In recent years, China has consolidated its position as ASEAN’s largest trading partner, with bilateral trade surpassing USD 790 billion in the first ten months of 2024. Beyond trade, Beijing has become a major source of investment in regional infrastructure, spanning sectors such as ports, railways, and telecommunications. China now accounts for approximately 20% of Southeast Asia’s exports and 26% of its imports, outperforming the US, which represents only about 16% in both categories. This disparity is particularly pronounced in countries such as Cambodia, Laos, and Myanmar, where Chinese economic influence far exceeds that of Washington.
President Xi Jinping’s recent tour of Southeast Asia underscores Beijing’s strategic intent to deepen long-term partnerships across the region, particularly amid the intensifying US-China geopolitical rivalry.
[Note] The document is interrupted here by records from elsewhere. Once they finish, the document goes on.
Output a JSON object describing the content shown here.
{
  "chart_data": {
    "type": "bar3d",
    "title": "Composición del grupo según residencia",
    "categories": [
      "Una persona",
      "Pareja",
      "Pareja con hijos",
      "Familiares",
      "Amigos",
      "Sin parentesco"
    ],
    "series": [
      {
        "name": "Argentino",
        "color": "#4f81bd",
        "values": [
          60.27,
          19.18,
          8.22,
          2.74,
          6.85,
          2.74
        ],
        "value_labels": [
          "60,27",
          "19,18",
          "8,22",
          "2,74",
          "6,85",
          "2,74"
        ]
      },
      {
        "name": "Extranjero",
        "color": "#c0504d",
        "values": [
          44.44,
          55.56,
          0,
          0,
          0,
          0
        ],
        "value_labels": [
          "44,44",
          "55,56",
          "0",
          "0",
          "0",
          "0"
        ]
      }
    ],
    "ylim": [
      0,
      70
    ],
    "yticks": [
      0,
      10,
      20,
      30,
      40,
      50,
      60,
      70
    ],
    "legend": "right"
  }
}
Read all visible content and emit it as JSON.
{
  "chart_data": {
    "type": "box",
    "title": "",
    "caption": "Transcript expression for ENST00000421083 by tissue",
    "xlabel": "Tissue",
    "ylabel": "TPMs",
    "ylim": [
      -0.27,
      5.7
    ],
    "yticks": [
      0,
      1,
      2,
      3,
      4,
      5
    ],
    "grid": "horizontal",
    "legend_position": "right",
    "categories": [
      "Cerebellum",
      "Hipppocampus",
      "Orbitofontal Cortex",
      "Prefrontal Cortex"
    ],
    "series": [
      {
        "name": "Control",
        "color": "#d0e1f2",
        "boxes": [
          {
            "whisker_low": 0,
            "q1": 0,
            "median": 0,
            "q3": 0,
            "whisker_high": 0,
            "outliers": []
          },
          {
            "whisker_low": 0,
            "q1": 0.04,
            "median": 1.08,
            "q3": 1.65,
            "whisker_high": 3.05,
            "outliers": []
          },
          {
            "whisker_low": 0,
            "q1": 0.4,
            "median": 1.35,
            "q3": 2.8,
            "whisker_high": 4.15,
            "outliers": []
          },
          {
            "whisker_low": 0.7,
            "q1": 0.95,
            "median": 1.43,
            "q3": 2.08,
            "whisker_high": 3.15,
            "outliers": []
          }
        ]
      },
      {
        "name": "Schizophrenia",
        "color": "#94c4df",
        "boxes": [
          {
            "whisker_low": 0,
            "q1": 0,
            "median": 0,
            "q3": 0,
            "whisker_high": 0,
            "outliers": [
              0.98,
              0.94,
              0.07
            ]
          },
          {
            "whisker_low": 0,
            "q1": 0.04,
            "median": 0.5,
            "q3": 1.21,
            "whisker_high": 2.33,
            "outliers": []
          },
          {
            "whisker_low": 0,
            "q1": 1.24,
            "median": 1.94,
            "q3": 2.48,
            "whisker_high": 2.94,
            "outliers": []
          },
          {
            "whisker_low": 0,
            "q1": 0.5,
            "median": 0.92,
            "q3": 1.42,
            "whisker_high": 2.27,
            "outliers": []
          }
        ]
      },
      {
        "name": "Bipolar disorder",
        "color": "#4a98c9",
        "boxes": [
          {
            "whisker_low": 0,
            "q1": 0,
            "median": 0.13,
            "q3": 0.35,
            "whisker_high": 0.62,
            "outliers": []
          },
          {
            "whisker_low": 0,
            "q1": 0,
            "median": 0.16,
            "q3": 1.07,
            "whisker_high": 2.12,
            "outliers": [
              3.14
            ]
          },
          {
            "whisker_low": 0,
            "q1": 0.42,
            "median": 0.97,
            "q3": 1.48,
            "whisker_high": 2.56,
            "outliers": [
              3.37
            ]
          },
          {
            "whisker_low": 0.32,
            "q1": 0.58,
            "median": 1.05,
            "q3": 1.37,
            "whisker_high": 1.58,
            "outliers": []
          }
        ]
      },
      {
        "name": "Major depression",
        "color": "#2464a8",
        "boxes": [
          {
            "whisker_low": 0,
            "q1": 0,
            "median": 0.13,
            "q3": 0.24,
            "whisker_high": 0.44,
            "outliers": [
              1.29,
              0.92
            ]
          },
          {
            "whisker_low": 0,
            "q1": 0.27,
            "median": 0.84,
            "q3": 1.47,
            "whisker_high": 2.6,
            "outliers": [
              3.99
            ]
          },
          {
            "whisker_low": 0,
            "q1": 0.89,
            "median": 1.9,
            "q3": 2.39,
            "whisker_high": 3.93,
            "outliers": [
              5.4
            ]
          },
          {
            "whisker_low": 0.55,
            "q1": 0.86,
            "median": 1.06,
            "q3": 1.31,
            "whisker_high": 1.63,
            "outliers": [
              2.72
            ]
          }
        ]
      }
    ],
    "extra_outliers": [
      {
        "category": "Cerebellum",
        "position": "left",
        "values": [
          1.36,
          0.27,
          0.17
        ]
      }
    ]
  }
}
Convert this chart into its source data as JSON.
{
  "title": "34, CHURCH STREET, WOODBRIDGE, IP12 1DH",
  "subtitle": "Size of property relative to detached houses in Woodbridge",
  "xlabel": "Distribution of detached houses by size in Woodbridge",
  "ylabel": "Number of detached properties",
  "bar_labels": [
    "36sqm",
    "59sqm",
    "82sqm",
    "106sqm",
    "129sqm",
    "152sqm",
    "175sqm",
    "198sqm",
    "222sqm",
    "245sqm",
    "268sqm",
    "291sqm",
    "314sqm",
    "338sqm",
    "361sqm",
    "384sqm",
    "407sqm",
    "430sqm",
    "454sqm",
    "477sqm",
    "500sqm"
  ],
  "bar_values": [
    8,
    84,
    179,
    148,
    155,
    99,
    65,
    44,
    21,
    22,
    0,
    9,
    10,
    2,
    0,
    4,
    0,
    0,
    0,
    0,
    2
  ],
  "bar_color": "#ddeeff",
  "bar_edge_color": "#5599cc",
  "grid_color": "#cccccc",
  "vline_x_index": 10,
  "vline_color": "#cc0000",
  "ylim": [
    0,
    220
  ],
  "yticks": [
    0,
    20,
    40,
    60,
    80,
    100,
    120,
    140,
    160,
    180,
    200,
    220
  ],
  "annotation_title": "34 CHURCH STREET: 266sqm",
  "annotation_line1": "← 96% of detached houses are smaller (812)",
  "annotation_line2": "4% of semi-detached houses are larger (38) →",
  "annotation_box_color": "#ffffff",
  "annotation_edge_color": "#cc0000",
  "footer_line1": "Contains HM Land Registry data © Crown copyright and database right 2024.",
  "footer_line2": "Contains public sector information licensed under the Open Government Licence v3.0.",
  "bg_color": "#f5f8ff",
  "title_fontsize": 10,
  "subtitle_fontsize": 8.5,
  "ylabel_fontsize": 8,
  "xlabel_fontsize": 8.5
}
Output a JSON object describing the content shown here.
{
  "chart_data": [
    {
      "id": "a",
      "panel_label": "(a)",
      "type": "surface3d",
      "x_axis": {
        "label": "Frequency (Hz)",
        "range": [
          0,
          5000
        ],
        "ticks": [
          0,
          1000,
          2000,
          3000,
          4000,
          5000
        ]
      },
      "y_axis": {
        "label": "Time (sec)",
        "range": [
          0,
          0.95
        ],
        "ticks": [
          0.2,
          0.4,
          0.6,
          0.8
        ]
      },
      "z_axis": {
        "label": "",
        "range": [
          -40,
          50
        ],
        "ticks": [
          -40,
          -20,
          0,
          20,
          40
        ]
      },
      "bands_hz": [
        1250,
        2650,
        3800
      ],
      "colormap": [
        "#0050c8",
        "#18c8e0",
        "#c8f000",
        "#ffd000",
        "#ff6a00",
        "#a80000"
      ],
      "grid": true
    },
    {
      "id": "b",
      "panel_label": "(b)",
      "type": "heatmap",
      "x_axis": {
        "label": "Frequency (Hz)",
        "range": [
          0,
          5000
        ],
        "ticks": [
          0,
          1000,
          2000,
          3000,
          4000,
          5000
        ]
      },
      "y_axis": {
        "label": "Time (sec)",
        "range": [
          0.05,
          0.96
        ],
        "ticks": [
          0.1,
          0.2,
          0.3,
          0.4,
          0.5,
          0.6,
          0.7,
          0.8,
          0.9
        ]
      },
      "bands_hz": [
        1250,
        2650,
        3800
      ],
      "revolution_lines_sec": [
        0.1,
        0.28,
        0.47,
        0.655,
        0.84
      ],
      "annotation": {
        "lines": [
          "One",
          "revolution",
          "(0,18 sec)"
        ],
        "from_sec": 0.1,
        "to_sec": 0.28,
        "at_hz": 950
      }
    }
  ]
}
This diplomatic engagement reflects China’s broader effort to consolidate its economic and political foothold in the face of mounting pressure from the US. Moreover, Washington’s tariff-centric trade policies may inadvertently accelerate ASEAN’s economic realignment toward China, reinforcing Beijing’s central role in shaping the regional economic architecture.
The WTO Chief has urged both the US and China to de-escalate trade tensions, warning that potential decoupling between the world’s two largest economies could reduce global economic output by as much as 7% in the long term. Against this backdrop, US and Chinese officials are set to hold high-level talks in Malaysia aimed at preventing further escalation of trade tensions and restoring a degree of economic stability. Although the future scope and nature of tariffs remain uncertain, it is evident that US tariffs on countries such as South Korea, Vietnam, China, and India may prompt these countries to seek alternative, cost-effective strategies. While such adjustments cannot occur overnight, they are likely to encourage closer cooperation among these countries, strengthening bilateral relations and gradually reducing their dependence on the US.
Ultimately, the outcome of the evolving US-China trade dynamics remains uncertain, but carries profound implications for both national economies and the broader international order. China, despite its expanding global influence, faces mounting domestic economic challenges, including a deepening property sector crisis, persistent deflation, and slowing growth, all of which may constrain its ability to sustain large-scale strategic initiatives. Simultaneously, the underperformance of the Belt and Road underlines the limitations of economic diplomacy as a tool for expanding regional influence. As Beijing seeks to counterbalance the US hegemony in Southeast Asia, its success will hinge largely on its ability to mobilise financial resources effectively, manage internal vulnerabilities, and navigate an increasingly complex and shifting geopolitical landscape.